A woman sews a star on a United States flag, 1917

In the post-post modern post colonial west, particularly among its disciples in liberal Europe and even aux Etats Unis [such as Hakim Bey] have been busily propagating the idea that the American Revolution of 1776 represented some kind of an anti-colonialist movement that once having achieved a kind of hegemony over the natives decided it no longer needed the protection of the motherland to secure their power rose up against their former masters cast and them off.

This point of view is of course factually and demonstrably false.

Years after the revolution one New England veteran of the battles of Lexington and Concord spoke very directly to the reasons why he picked up arms against his relatives from Old England. In 1843, Captain Levi Preston was 91 years old. A young scholar, Mellen Chamberlain, was researching the American War for Independence, and he had the occasion to interview Preston. This is the conversation as Chamberlain reported it:

Chamberlain: “Captain Preston, what made you go to the Concord fight?

Captain Preston replied: “What did I go for?”

Chamberlain continued: “Were you oppressed by the Stamp Act?”

Captain Preston replied: “I never saw any stamps and I always understood that none were sold.”

Chamberlain: “Well, what about the tea tax?”

Preston: “Tea tax? I never drank a drop of the stuff. The boys threw it all overboard.”

Chamberlain: “I suppose you had been reading Harrington, Sidney, and Locke about the eternal principle of liberty?”

Captain Preston: “I never heard of these men. The only books we had were the Bible, the Catechism, Watts’ Psalms, and hymns and the almanacs.”

Chamberlain: “Well, then, what was the matter?”

Captain Preston: “Young man, what we meant in going for those Redcoats was this: we always had been free, and we meant to be free always. They didn’t mean we should.”

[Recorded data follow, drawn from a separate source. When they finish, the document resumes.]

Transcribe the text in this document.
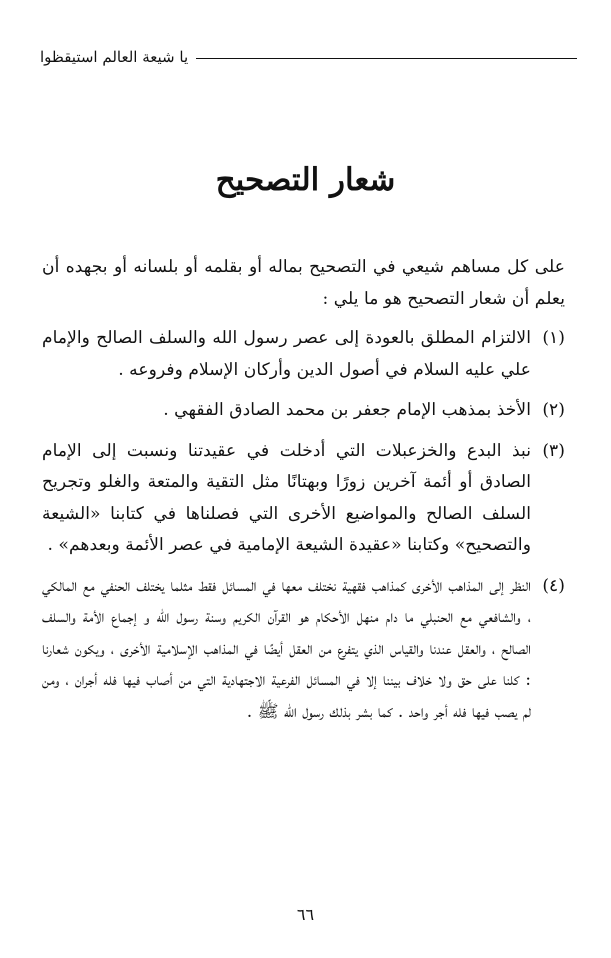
يا شيعة العالم استيقظوا
شعار التصحيح

على كل مساهم شيعي في التصحيح بماله أو بقلمه أو بلسانه أو بجهده أن يعلم أن شعار التصحيح هو ما يلي :

(١)
الالتزام المطلق بالعودة إلى عصر رسول الله والسلف الصالح والإمام علي عليه السلام في أصول الدين وأركان الإسلام وفروعه .
(٢)
الأخذ بمذهب الإمام جعفر بن محمد الصادق الفقهي .
(٣)
نبذ البدع والخزعبلات التي أدخلت في عقيدتنا ونسبت إلى الإمام الصادق أو أئمة آخرين زورًا وبهتانًا مثل التقية والمتعة والغلو وتجريح السلف الصالح والمواضيع الأخرى التي فصلناها في كتابنا «الشيعة والتصحيح» وكتابنا «عقيدة الشيعة الإمامية في عصر الأئمة وبعدهم» .
(٤)
النظر إلى المذاهب الأخرى كمذاهب فقهية نختلف معها في المسائل فقط مثلما يختلف الحنفي مع المالكي ، والشافعي مع الحنبلي ما دام منهل الأحكام هو القرآن الكريم وسنة رسول الله و إجماع الأمة والسلف الصالح ، والعقل عندنا والقياس الذي يتفرع من العقل أيضًا في المذاهب الإسلامية الأخرى ، ويكون شعارنا : كلنا على حق ولا خلاف بيننا إلا في المسائل الفرعية الاجتهادية التي من أصاب فيها فله أجران ، ومن لم يصب فيها فله أجر واحد . كما بشر بذلك رسول الله ﷺ .
٦٦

WE HAD ALWAYS BEEN FREE, AND WE MEANT TO BE FREE ALWAYS

From the moment they stepped of their ships from Europe, long before the issue of their relationship with the continent’s earlier inhabitants was settled, American colonists understood themselves to be, and acted as if they were a free, self governing people. Every colony had its legislature, and every town, village, and settlement had it’s proper governing body. It was the unjust infringement upon liberties that were already secure, but in danger of being lost, that caused Americans to rise up in revolution against their brethren in the old country. From the American perspective it was a civil war rather than a rebellion, Americans had been under the yoke of no one and intended no yoke be placed upon them.

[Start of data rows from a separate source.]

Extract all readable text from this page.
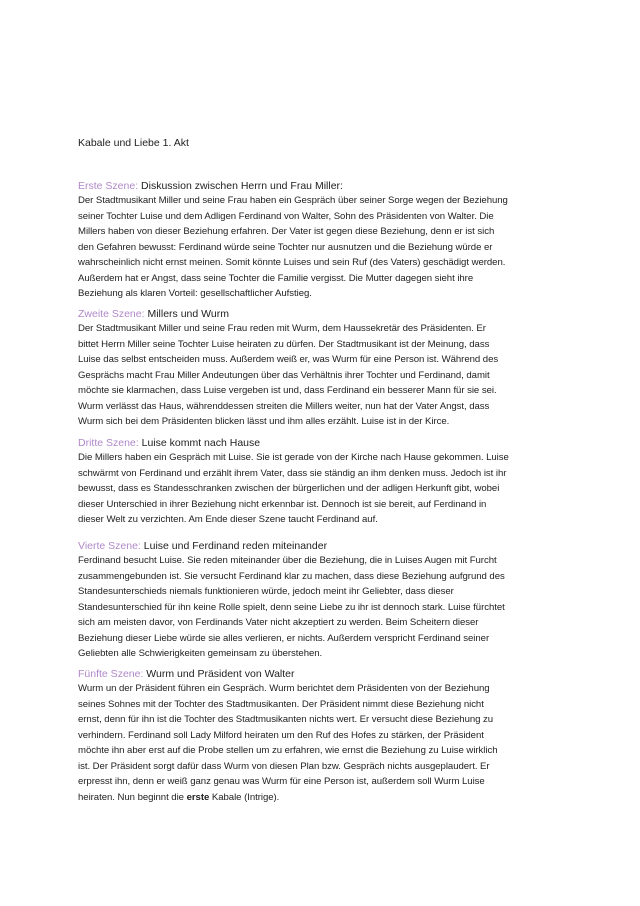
Kabale und Liebe 1. Akt
Erste Szene: Diskussion zwischen Herrn und Frau Miller:
Der Stadtmusikant Miller und seine Frau haben ein Gespräch über seiner Sorge wegen der Beziehung
seiner Tochter Luise und dem Adligen Ferdinand von Walter, Sohn des Präsidenten von Walter. Die
Millers haben von dieser Beziehung erfahren. Der Vater ist gegen diese Beziehung, denn er ist sich
den Gefahren bewusst: Ferdinand würde seine Tochter nur ausnutzen und die Beziehung würde er
wahrscheinlich nicht ernst meinen. Somit könnte Luises und sein Ruf (des Vaters) geschädigt werden.
Außerdem hat er Angst, dass seine Tochter die Familie vergisst. Die Mutter dagegen sieht ihre
Beziehung als klaren Vorteil: gesellschaftlicher Aufstieg.
Zweite Szene: Millers und Wurm
Der Stadtmusikant Miller und seine Frau reden mit Wurm, dem Haussekretär des Präsidenten. Er
bittet Herrn Miller seine Tochter Luise heiraten zu dürfen. Der Stadtmusikant ist der Meinung, dass
Luise das selbst entscheiden muss. Außerdem weiß er, was Wurm für eine Person ist. Während des
Gesprächs macht Frau Miller Andeutungen über das Verhältnis ihrer Tochter und Ferdinand, damit
möchte sie klarmachen, dass Luise vergeben ist und, dass Ferdinand ein besserer Mann für sie sei.
Wurm verlässt das Haus, währenddessen streiten die Millers weiter, nun hat der Vater Angst, dass
Wurm sich bei dem Präsidenten blicken lässt und ihm alles erzählt. Luise ist in der Kirce.
Dritte Szene: Luise kommt nach Hause
Die Millers haben ein Gespräch mit Luise. Sie ist gerade von der Kirche nach Hause gekommen. Luise
schwärmt von Ferdinand und erzählt ihrem Vater, dass sie ständig an ihm denken muss. Jedoch ist ihr
bewusst, dass es Standesschranken zwischen der bürgerlichen und der adligen Herkunft gibt, wobei
dieser Unterschied in ihrer Beziehung nicht erkennbar ist. Dennoch ist sie bereit, auf Ferdinand in
dieser Welt zu verzichten. Am Ende dieser Szene taucht Ferdinand auf.
Vierte Szene: Luise und Ferdinand reden miteinander
Ferdinand besucht Luise. Sie reden miteinander über die Beziehung, die in Luises Augen mit Furcht
zusammengebunden ist. Sie versucht Ferdinand klar zu machen, dass diese Beziehung aufgrund des
Standesunterschieds niemals funktionieren würde, jedoch meint ihr Geliebter, dass dieser
Standesunterschied für ihn keine Rolle spielt, denn seine Liebe zu ihr ist dennoch stark. Luise fürchtet
sich am meisten davor, von Ferdinands Vater nicht akzeptiert zu werden. Beim Scheitern dieser
Beziehung dieser Liebe würde sie alles verlieren, er nichts. Außerdem verspricht Ferdinand seiner
Geliebten alle Schwierigkeiten gemeinsam zu überstehen.
Fünfte Szene: Wurm und Präsident von Walter
Wurm un der Präsident führen ein Gespräch. Wurm berichtet dem Präsidenten von der Beziehung
seines Sohnes mit der Tochter des Stadtmusikanten. Der Präsident nimmt diese Beziehung nicht
ernst, denn für ihn ist die Tochter des Stadtmusikanten nichts wert. Er versucht diese Beziehung zu
verhindern. Ferdinand soll Lady Milford heiraten um den Ruf des Hofes zu stärken, der Präsident
möchte ihn aber erst auf die Probe stellen um zu erfahren, wie ernst die Beziehung zu Luise wirklich
ist. Der Präsident sorgt dafür dass Wurm von diesen Plan bzw. Gespräch nichts ausgeplaudert. Er
erpresst ihn, denn er weiß ganz genau was Wurm für eine Person ist, außerdem soll Wurm Luise
heiraten. Nun beginnt die erste Kabale (Intrige).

WE HAD ALWAYS BEEN FREE, AND WE MEANT TO BE FREE ALWAYS

The course of American history since 1776 has been the slow, ofttimes difficult and fractious, extension of the franchise of liberty from the enfranchised to the disenfranchised by the petition of the disenfranchised to the ultimate assent of the enfranchised. This has been the case because the natural idea, the ideal that makes America, America, cannot stand an enfranchised and a disenfranchised because we hold these truths to be self evident, that all humans are created equal and are endowed by their creator with certain inalienable rights, among which, are the right to life, liberty, and the pursuit of happiness.

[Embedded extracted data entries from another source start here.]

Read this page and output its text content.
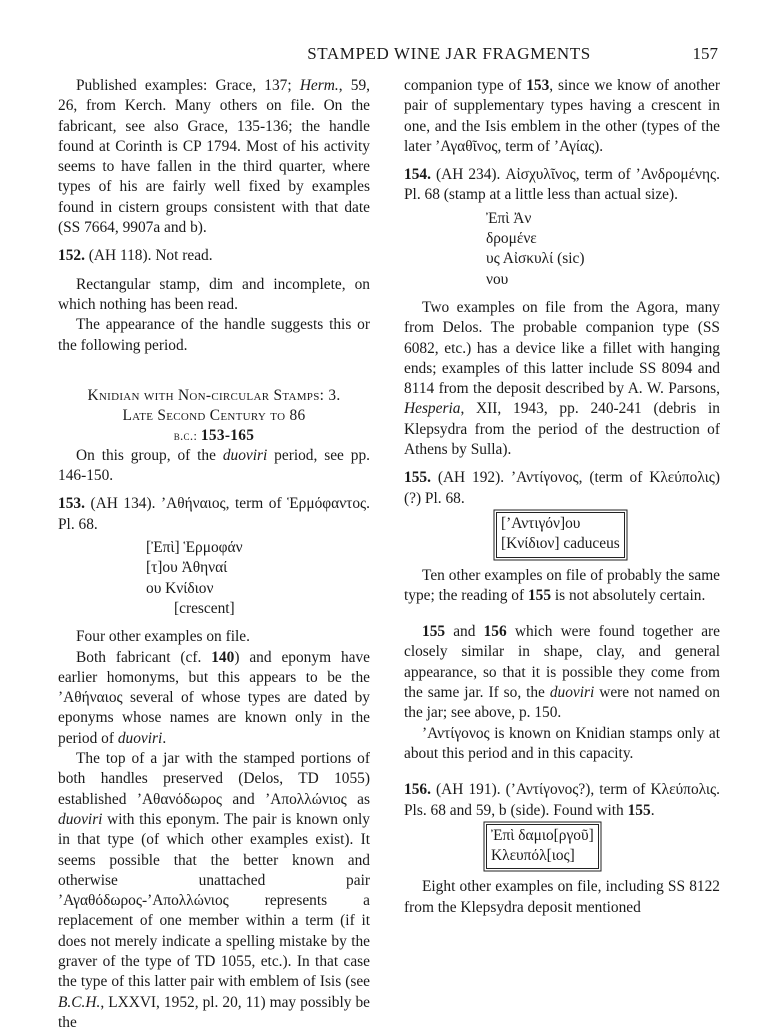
STAMPED WINE JAR FRAGMENTS	157

Published examples: Grace, 137; Herm., 59, 26, from Kerch. Many others on file. On the fabricant, see also Grace, 135-136; the handle found at Corinth is CP 1794. Most of his activity seems to have fallen in the third quarter, where types of his are fairly well fixed by examples found in cistern groups consistent with that date (SS 7664, 9907a and b).

152. (AH 118). Not read.

Rectangular stamp, dim and incomplete, on which nothing has been read.

The appearance of the handle suggests this or the following period.

Knidian with Non-circular Stamps: 3.
Late Second Century to 86
b.c.: 153-165

On this group, of the duoviri period, see pp. 146-150.

153. (AH 134). ’Αθήναιος, term of Ἑρμόφαντος. Pl. 68.

[Ἐπὶ] Ἑρμοφάν
[τ]ου Ἀθηναί
ου Κνίδιον
[crescent]

Four other examples on file.

Both fabricant (cf. 140) and eponym have earlier homonyms, but this appears to be the ’Αθήναιος several of whose types are dated by eponyms whose names are known only in the period of duoviri.

The top of a jar with the stamped portions of both handles preserved (Delos, TD 1055) established ’Αθανόδωρος and ’Απολλώνιος as duoviri with this eponym. The pair is known only in that type (of which other examples exist). It seems possible that the better known and otherwise unattached pair ’Αγαθόδωρος-’Απολλώνιος represents a replacement of one member within a term (if it does not merely indicate a spelling mistake by the graver of the type of TD 1055, etc.). In that case the type of this latter pair with emblem of Isis (see B.C.H., LXXVI, 1952, pl. 20, 11) may possibly be the

companion type of 153, since we know of another pair of supplementary types having a crescent in one, and the Isis emblem in the other (types of the later ’Αγαθῖνος, term of ’Αγίας).

154. (AH 234). Αἰσχυλῖνος, term of ’Ανδρομένης. Pl. 68 (stamp at a little less than actual size).

Ἐπὶ Ἀν
δρομένε
υς Αἰσκυλί (sic)
νου

Two examples on file from the Agora, many from Delos. The probable companion type (SS 6082, etc.) has a device like a fillet with hanging ends; examples of this latter include SS 8094 and 8114 from the deposit described by A. W. Parsons, Hesperia, XII, 1943, pp. 240-241 (debris in Klepsydra from the period of the destruction of Athens by Sulla).

155. (AH 192). ’Αντίγονος, (term of Κλεύπολις) (?) Pl. 68.

[’Αντιγόν]ου
[Κνίδιον] caduceus

Ten other examples on file of probably the same type; the reading of 155 is not absolutely certain.

155 and 156 which were found together are closely similar in shape, clay, and general appearance, so that it is possible they come from the same jar. If so, the duoviri were not named on the jar; see above, p. 150.

’Αντίγονος is known on Knidian stamps only at about this period and in this capacity.

156. (AH 191). (’Αντίγονος?), term of Κλεύπολις. Pls. 68 and 59, b (side). Found with 155.

Ἐπὶ δαμιο[ργοῦ]
Κλευπόλ[ιος]

Eight other examples on file, including SS 8122 from the Klepsydra deposit mentioned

Now, it may be that the enlightenment ideal of natural law is a polite fairytale that we tell each other to keep ourselves free from the tyranny of our neighbors, but it is a necessary fairytale, and it makes us more free than the story that some of us are in fact: more intelligent, stronger, more powerful, richer, better educated than our brethren should be the ruling fairytale of our domain.

This lesson needs to be learned again by every generation. Every generation forgets and every generation learns it anew: how to extend the blessings of liberty from those who are enfranchised to those who are not with less pain, and less bloodshed than the generations who have gone before and at the same times remain inalienably American.